Algemeen Toepassing van een arrangement gebeurt op basis van vrijwilligheid, waarbij sprake zal zijn van individueel maatwerk en waarbij het organisatiebelang leidend is. Als een medewerker aanspraak wil maken op een instrument worden de afspraken individueel vastgelegd en ondertekend in onderling overleg tussen de medewerker en de leidinggevende. De beslissing tot toewijzing van het arrangement ligt bij de ter zake bevoegde directeur, waarbij verplicht advies bij de Directie Juridische Zaken moet worden ingewonnen (zie artikelen 1.17NRGA in samenhang bezien met artikel 11.33 van de NRGA). Gesprekken en onderhandelingen over de in dit memo genoemde (aanvullende) regelingen vinden dus altijd plaats onder voorbehoud van goedkeuring door de ter zake bevoegde directeur en verplichte advisering door de Directie Juridische Zaken.
2.7.2 Sociaal Plan Amsterdam E
Het huidige Sociaal Plan Amsterdam (mei 2013, SPA), hoofdstuk 16 paragraaf 2 , beschrijft een aantal garanties (instrumenten) die van toepassing zijn op de ambtenaar die boventallig is verklaard. In aanvulling op het SPA biedt artikel 11.33 NRGA de mogelijkheid om in individuele gevallen een vertrekregeling te treffen.

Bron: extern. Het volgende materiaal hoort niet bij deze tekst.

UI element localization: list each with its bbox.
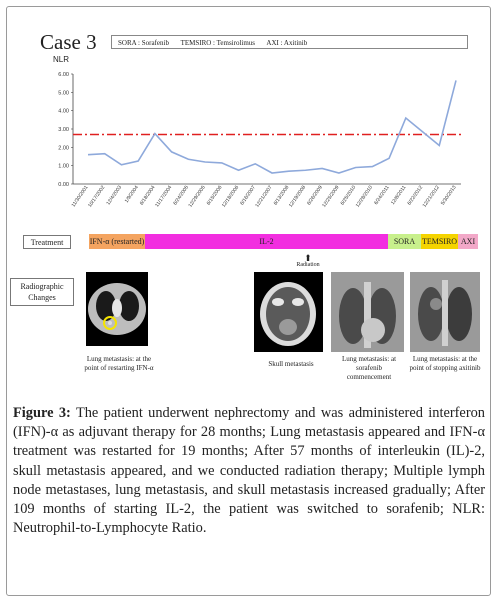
legend-item-sora: SORA : Sorafenib — [118, 39, 169, 47]
x-tick-label: 6/22/2012 — [407, 185, 425, 207]
figure-caption-text: The patient underwent nephrectomy and wa… — [13, 405, 485, 537]
treatment-bar-il2: IL-2 — [145, 234, 388, 249]
radiographic-changes-label: Radiographic Changes — [10, 278, 74, 306]
legend-item-axi: AXI : Axitinib — [266, 39, 308, 47]
up-arrow-icon: ⬆ — [304, 253, 312, 263]
radiograph-caption-3: Lung metastasis: at sorafenib commenceme… — [341, 355, 397, 381]
lung-ct-image — [86, 272, 148, 346]
drug-abbreviation-legend: SORA : Sorafenib TEMSIRO : Temsirolimus … — [111, 35, 468, 49]
x-tick-label: 1/9/2004 — [124, 185, 140, 205]
radiograph-caption-4: Lung metastasis: at the point of stoppin… — [409, 355, 481, 372]
treatment-label: Treatment — [23, 235, 71, 249]
y-tick-label: 2.00 — [58, 145, 69, 151]
x-tick-label: 6/26/2009 — [306, 185, 324, 207]
x-tick-label: 6/24/2011 — [373, 185, 391, 207]
treatment-bar-temsiro-text: TEMSIRO — [421, 237, 458, 246]
x-tick-label: 6/16/2007 — [239, 185, 257, 207]
radiation-marker: ⬆ Radiation — [296, 253, 320, 269]
nlr-series-line — [87, 80, 457, 174]
x-tick-label: 12/29/2005 — [187, 185, 206, 209]
figure-caption: Figure 3: The patient underwent nephrect… — [13, 404, 485, 538]
x-tick-label: 6/18/2004 — [139, 185, 157, 207]
y-tick-labels: 0.00 1.00 2.00 3.00 4.00 5.00 6.00 — [58, 72, 73, 188]
x-tick-label: 12/4/2003 — [105, 185, 123, 207]
y-tick-label: 6.00 — [58, 72, 69, 78]
x-tick-label: 12/21/2012 — [422, 185, 441, 209]
y-tick-label: 1.00 — [58, 164, 69, 170]
treatment-bar-temsiro: TEMSIRO — [421, 234, 458, 249]
x-tick-label: 6/15/2006 — [206, 185, 224, 207]
chest-xray-sorafenib — [331, 272, 404, 352]
nlr-series — [87, 80, 457, 174]
legend-item-temsiro: TEMSIRO : Temsirolimus — [180, 39, 256, 47]
treatment-bar-sora: SORA — [388, 234, 421, 249]
y-axis-label: NLR — [53, 55, 69, 64]
y-tick-label: 3.00 — [58, 127, 69, 133]
x-tick-label: 6/13/2008 — [273, 185, 291, 207]
treatment-bar-axi-text: AXI — [460, 237, 476, 246]
x-tick-label: 12/28/2010 — [355, 185, 374, 209]
lesion-marker-circle — [103, 316, 117, 330]
x-tick-label: 12/8/2011 — [390, 185, 408, 207]
y-tick-label: 4.00 — [58, 109, 69, 115]
chest-xray-axitinib — [410, 272, 480, 352]
x-tick-label: 10/17/2002 — [87, 185, 106, 209]
x-tick-label: 6/25/2010 — [340, 185, 358, 207]
radiation-label: Radiation — [296, 262, 320, 268]
treatment-bar-ifn-text: IFN-α (restarted) — [89, 237, 145, 246]
x-tick-label: 12/25/2009 — [321, 185, 340, 209]
x-tick-label: 11/17/2004 — [154, 185, 173, 209]
y-tick-label: 0.00 — [58, 182, 69, 188]
case-title: Case 3 — [40, 30, 97, 54]
x-tick-label: 12/21/2007 — [254, 185, 273, 209]
x-tick-label: 12/18/2006 — [221, 185, 240, 209]
treatment-bar-sora-text: SORA — [393, 237, 416, 246]
radiograph-caption-1: Lung metastasis: at the point of restart… — [84, 355, 154, 372]
figure-frame — [6, 6, 491, 596]
x-tick-label: 5/30/2013 — [440, 185, 458, 207]
treatment-bar-ifn: IFN-α (restarted) — [89, 234, 145, 249]
x-tick-label: 12/19/2008 — [288, 185, 307, 209]
figure-caption-label: Figure 3: — [13, 405, 71, 421]
radiograph-caption-2: Skull metastasis — [268, 360, 314, 368]
treatment-bar-il2-text: IL-2 — [259, 237, 274, 246]
y-tick-label: 5.00 — [58, 90, 69, 96]
x-tick-label: 6/24/2005 — [172, 185, 190, 207]
skull-ct-image — [254, 272, 323, 352]
treatment-bar-axi: AXI — [458, 234, 478, 249]
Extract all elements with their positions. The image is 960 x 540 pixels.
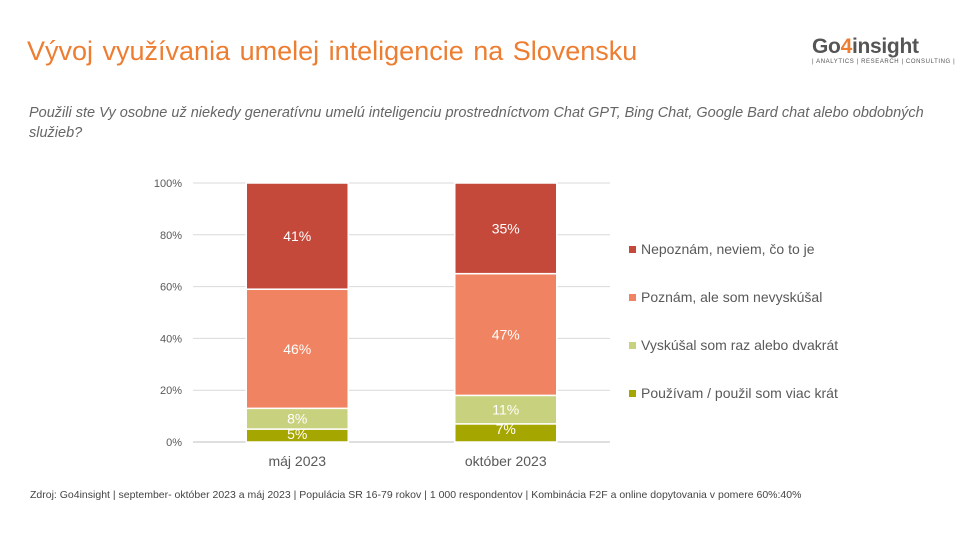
data-label: 8% [287,411,307,427]
y-tick-label: 0% [166,437,182,449]
logo-wordmark: Go4insight [812,35,919,58]
data-label: 35% [492,220,520,236]
legend-swatch [629,246,636,253]
legend-label: Poznám, ale som nevyskúšal [641,289,822,305]
y-tick-label: 100% [154,178,182,190]
x-tick-label: október 2023 [465,453,547,469]
data-label: 41% [283,228,311,244]
data-label: 46% [283,341,311,357]
data-label: 47% [492,327,520,343]
legend-swatch [629,342,636,349]
bar-segment [245,288,349,410]
legend-swatch [629,390,636,397]
bar-segment [454,394,558,425]
x-tick-label: máj 2023 [268,453,326,469]
data-label: 5% [287,426,307,442]
legend-label: Nepoznám, neviem, čo to je [641,241,815,257]
source-note: Zdroj: Go4insight | september- október 2… [30,489,802,501]
bar-segment [454,182,558,275]
legend-label: Používam / použil som viac krát [641,385,838,401]
survey-question: Použili ste Vy osobne už niekedy generat… [29,105,924,141]
legend-swatch [629,294,636,301]
bar-segment [245,182,349,290]
logo-tagline: | ANALYTICS | RESEARCH | CONSULTING | [812,59,956,65]
data-label: 7% [496,421,516,437]
y-tick-label: 20% [160,385,182,397]
y-tick-label: 80% [160,230,182,242]
legend-label: Vyskúšal som raz alebo dvakrát [641,337,838,353]
y-tick-label: 40% [160,333,182,345]
company-logo: Go4insight | ANALYTICS | RESEARCH | CONS… [812,35,956,66]
y-tick-label: 60% [160,282,182,294]
chart-title: Vývoj využívania umelej inteligencie na … [27,36,638,66]
stacked-bar-chart: 0% 20% 40% 60% 80% 100% 5%8% 46% 41% máj 2023 7% 11… [154,178,838,469]
data-label: 11% [492,402,519,418]
bar-segment [454,272,558,397]
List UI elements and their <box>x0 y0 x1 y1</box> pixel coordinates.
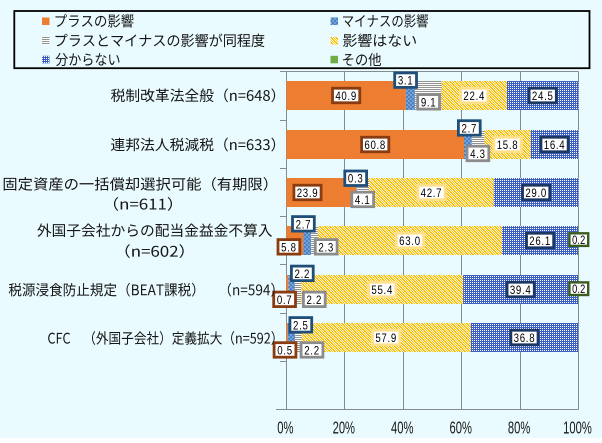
svg-text:24.5: 24.5 <box>532 90 554 103</box>
svg-text:4.1: 4.1 <box>355 194 371 207</box>
svg-text:0.2: 0.2 <box>572 284 585 296</box>
svg-text:15.8: 15.8 <box>497 139 519 152</box>
svg-text:3.1: 3.1 <box>398 75 414 88</box>
svg-text:42.7: 42.7 <box>421 187 443 200</box>
svg-text:0.7: 0.7 <box>277 294 293 307</box>
svg-text:2.7: 2.7 <box>296 218 312 231</box>
svg-text:100%: 100% <box>563 419 592 438</box>
svg-text:57.9: 57.9 <box>375 332 397 345</box>
svg-text:20%: 20% <box>333 419 355 438</box>
svg-text:63.0: 63.0 <box>399 235 421 248</box>
svg-text:80%: 80% <box>508 419 530 438</box>
svg-text:4.3: 4.3 <box>470 148 486 161</box>
svg-text:2.3: 2.3 <box>318 241 334 254</box>
svg-text:40.9: 40.9 <box>335 90 357 103</box>
svg-text:40%: 40% <box>391 419 413 438</box>
svg-text:0.3: 0.3 <box>348 173 364 186</box>
svg-text:22.4: 22.4 <box>463 90 485 103</box>
svg-text:5.8: 5.8 <box>281 241 297 254</box>
svg-text:2.5: 2.5 <box>293 319 309 332</box>
svg-text:29.0: 29.0 <box>525 187 547 200</box>
svg-text:39.4: 39.4 <box>510 284 532 297</box>
svg-text:26.1: 26.1 <box>529 235 551 248</box>
svg-text:16.4: 16.4 <box>544 139 566 152</box>
svg-text:9.1: 9.1 <box>421 96 437 109</box>
svg-text:60%: 60% <box>449 419 471 438</box>
svg-text:36.8: 36.8 <box>514 332 536 345</box>
svg-text:2.2: 2.2 <box>295 268 311 281</box>
svg-text:0%: 0% <box>277 419 293 438</box>
svg-text:2.7: 2.7 <box>462 122 478 135</box>
svg-text:55.4: 55.4 <box>371 284 393 297</box>
svg-text:0.2: 0.2 <box>572 235 585 247</box>
svg-text:60.8: 60.8 <box>364 139 386 152</box>
svg-text:23.9: 23.9 <box>297 187 319 200</box>
svg-text:0.5: 0.5 <box>277 344 293 357</box>
svg-text:2.2: 2.2 <box>307 294 323 307</box>
svg-text:2.2: 2.2 <box>304 344 320 357</box>
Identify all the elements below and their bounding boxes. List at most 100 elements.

2.7.3 Aanvullende instrumenten Aanvullend op de huidige regelingen conform SPA kunnen bij de reorganisaties volgend uit het organisatie ontwikkelprogramma de onderstaande instrumenten - met inachtneming van de gestelde voorwaarden - worden aangeboden: • Plaatsmakersregeling • Vertrekregelingen: - Voor medewerkers van 60 jaar en ouder - Voor medewerkers die voor zichzelf willen beginnen - Voor medewerkers met verschillende leeftijden en achtergronden •
Remplaçanten regeling
2.7.4 Plaatsmakersregeling Dit is een regeling voor medewerkers van 62 jaar en ouder (peildatum is de datum van de desbetreffende reorganisatie). In het kader van deze regeling kan worden afgesproken dat medewerkers van 62 jaar en ouder niet deelnemen aan het plaatsings- en selectieproces. Zij worden in dat geval boven de formatie geplaatst op basis van kennis, kunde, organisatienoodzaak en persoonlijke voorkeuren en laten daardoor formatieve ruimte vrij voor de plaatsing van andere medewerkers. Met de medewerker wordt op individueel niveau afgesproken en vastgelegd welke werkzaamheden hij of zij na de reorganisatie gaat vervullen. Dit levert op termijn een besparing op als deze mensen uitstromen. Met deze constructie ontstaat er minder boventalligheid omdat meer mensen geplaatst kunnen worden. Het financiële voordeel en de besparingen zijn afhankelijk van de inzet. De medewerkers van 62 jaar en ouder kunnen bijvoorbeeld daar geplaatst worden waar anders op ingehuurd zou moeten worden. Bij het toepassen van dit instrument dient in ieder geval een duidelijk omlijnd takenpakket te zijn afgesproken en vastgelegd. Indien dit niet goed wordt geregeld, bestaat het risico dat de plaatsmaker in de organisatie gaat zweven, dan wel voor de werkgever moeilijk aanstuurbaar wordt. Bovendien zullen de ontslagmogelijkheden voor een aangewezen plaatsmaker beperkter zijn. Voorwaarden: • De afspraken moeten schriftelijk worden vastgelegd en ondertekend door medewerker en werkgever. • De regeling kan alleen worden aangeboden na centrale toetsing en onder voorbehoud van goedkeuring door het bevoegd gezag. • Door het plaatsmaken moet daadwerkelijk sprake zijn van het voorkomen van boventalligheid. Kosten: • De kosten van deze regeling zijn afhankelijk van het aantal 62 plussers. Tot datum AOW betaalt de organisatie de loonkosten van deze medewerkers door. In 2014 is de AOW-gerechtigde leeftijd 65 jaar en 2 maanden. Indien gedurende drie jaar en twee maanden loonkosten worden doorbetaald komt dat neer op circa € 191.500 (o.b.v. schaal 9, periodiek 11).
11
Gemeenteblad 2014 nr. 35145 24 juni 2014
• •
Als de 62 plusser ruimte maakt voor plaatsing van een boventallige collega, zijn de baten gemiddeld begroot op € 270.000, (kosten boventallige, zie bijlage I). De vraag is óf het bovenformatief plaatsen van 62 plussers een besparing oplevert. De baten van deze regeling zijn hoofdzakelijk ingegeven vanuit goed werkgeverschap: boventalligheid voorkomen en kennis en kunde van de oudere medewerker behouden.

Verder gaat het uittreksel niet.